Distracted Drivers In The Spotlight

Posted on July 31, 2013 by

Driving can seem like an easy job. Once you get the hang of it, it can feel like an autopilot kind of takes over and the car steers itself through the ebb and flow of traffic. The mind wanders. Hands find their way to a phone to send a text, make a call, do something, because after all, the effort of driving doesn’t really take that much.

Oh, but it does.


It only takes one second. One moment of distraction. One careless mistake, and lives can easily be lost.


The reports coming out about the behavior of the driver of the train in Spain that derailed last week, killing 79 people, are enough to make your head shake. The fact that he was posting on Facebook about taking his train well beyond the speed limit prior to the crash, and now reports that he was on his cell phone during the crash, and also the account of his bereaved words after the crash that he wanted to die, it all points toward negligence — to what degree as to be determined.


The chauffeur in the San Mateo fire is also alleged to have been on the phone with his estranged wife during the moments leading up to the fire.

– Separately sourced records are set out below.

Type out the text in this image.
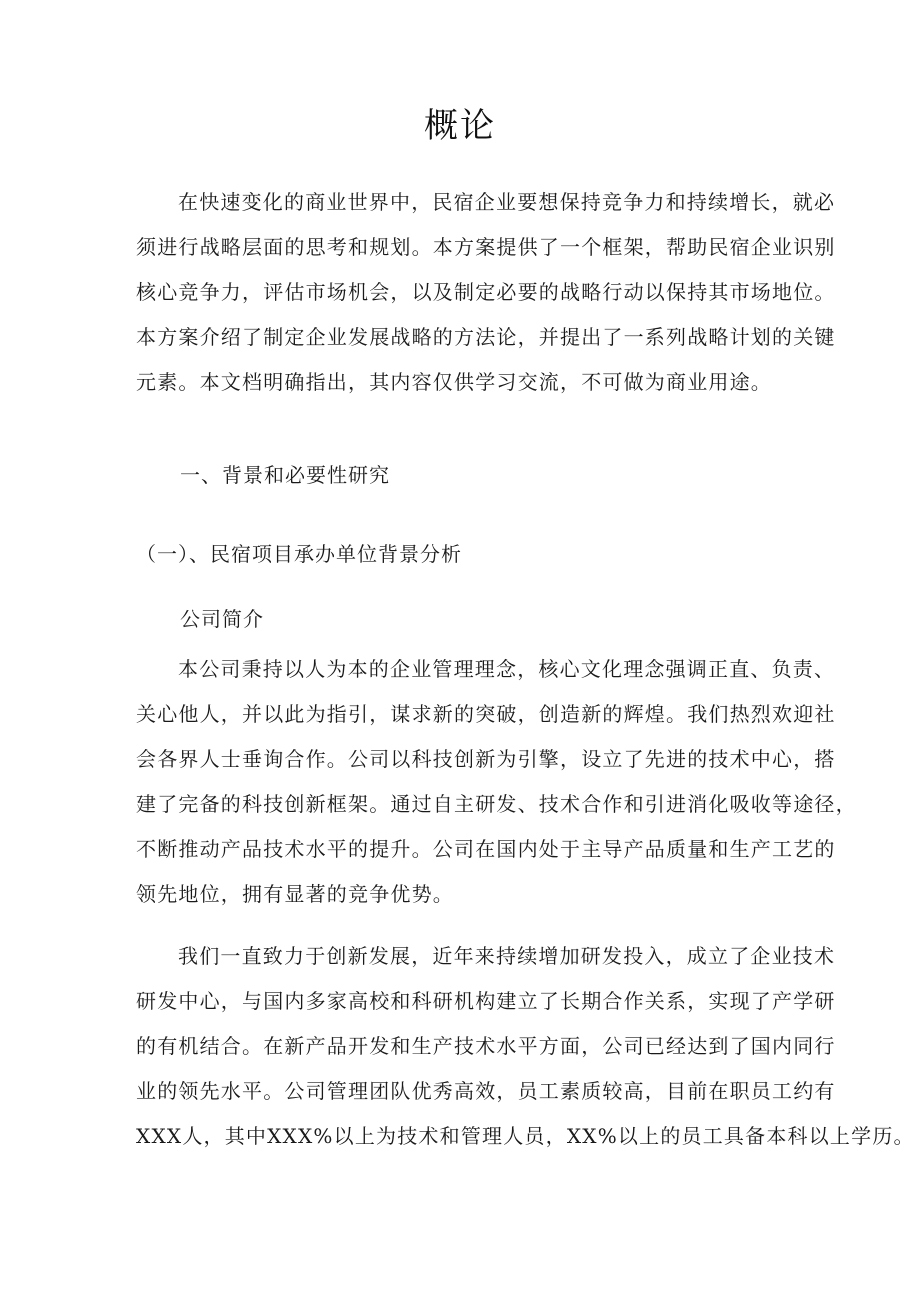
概论
在快速变化的商业世界中，民宿企业要想保持竞争力和持续增长，就必
须进行战略层面的思考和规划。本方案提供了一个框架，帮助民宿企业识别
核心竞争力，评估市场机会，以及制定必要的战略行动以保持其市场地位。
本方案介绍了制定企业发展战略的方法论，并提出了一系列战略计划的关键
元素。本文档明确指出，其内容仅供学习交流，不可做为商业用途。
一、背景和必要性研究
（一）、民宿项目承办单位背景分析
公司简介
本公司秉持以人为本的企业管理理念，核心文化理念强调正直、负责、
关心他人，并以此为指引，谋求新的突破，创造新的辉煌。我们热烈欢迎社
会各界人士垂询合作。公司以科技创新为引擎，设立了先进的技术中心，搭
建了完备的科技创新框架。通过自主研发、技术合作和引进消化吸收等途径，
不断推动产品技术水平的提升。公司在国内处于主导产品质量和生产工艺的
领先地位，拥有显著的竞争优势。
我们一直致力于创新发展，近年来持续增加研发投入，成立了企业技术
研发中心，与国内多家高校和科研机构建立了长期合作关系，实现了产学研
的有机结合。在新产品开发和生产技术水平方面，公司已经达到了国内同行
业的领先水平。公司管理团队优秀高效，员工素质较高，目前在职员工约有
XXX人，其中XXX%以上为技术和管理人员，XX%以上的员工具备本科以上学历。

And there is also the 2008 Metrolink commuter train crash in Los Angeles that was caused by the conductor missing a red light sign and plowing into a Union Pacific locomotive, killing 25. It came out later he had been texting up to 21 times the morning of the crash, right up until about one minute before the crash.


A study conducted by the AAA last month, concluded that even hands-free, eyes-free phone systems cause significant distractions to drivers. It’s not just about holding the phone to your ear or looking down at a text. The cognitive abilities of drivers communicating on hands free devices, were shown in the tests to be distracted enough to neglect to see stop signs and pedestrians in plain view.


With this all in mind, it shows just how important a chauffeur’s job is.


Beyond the hospitality aspect, there is the safety aspect of the job which no operator can afford to overlook, and requires dedicated vigilance for as long as the business lives.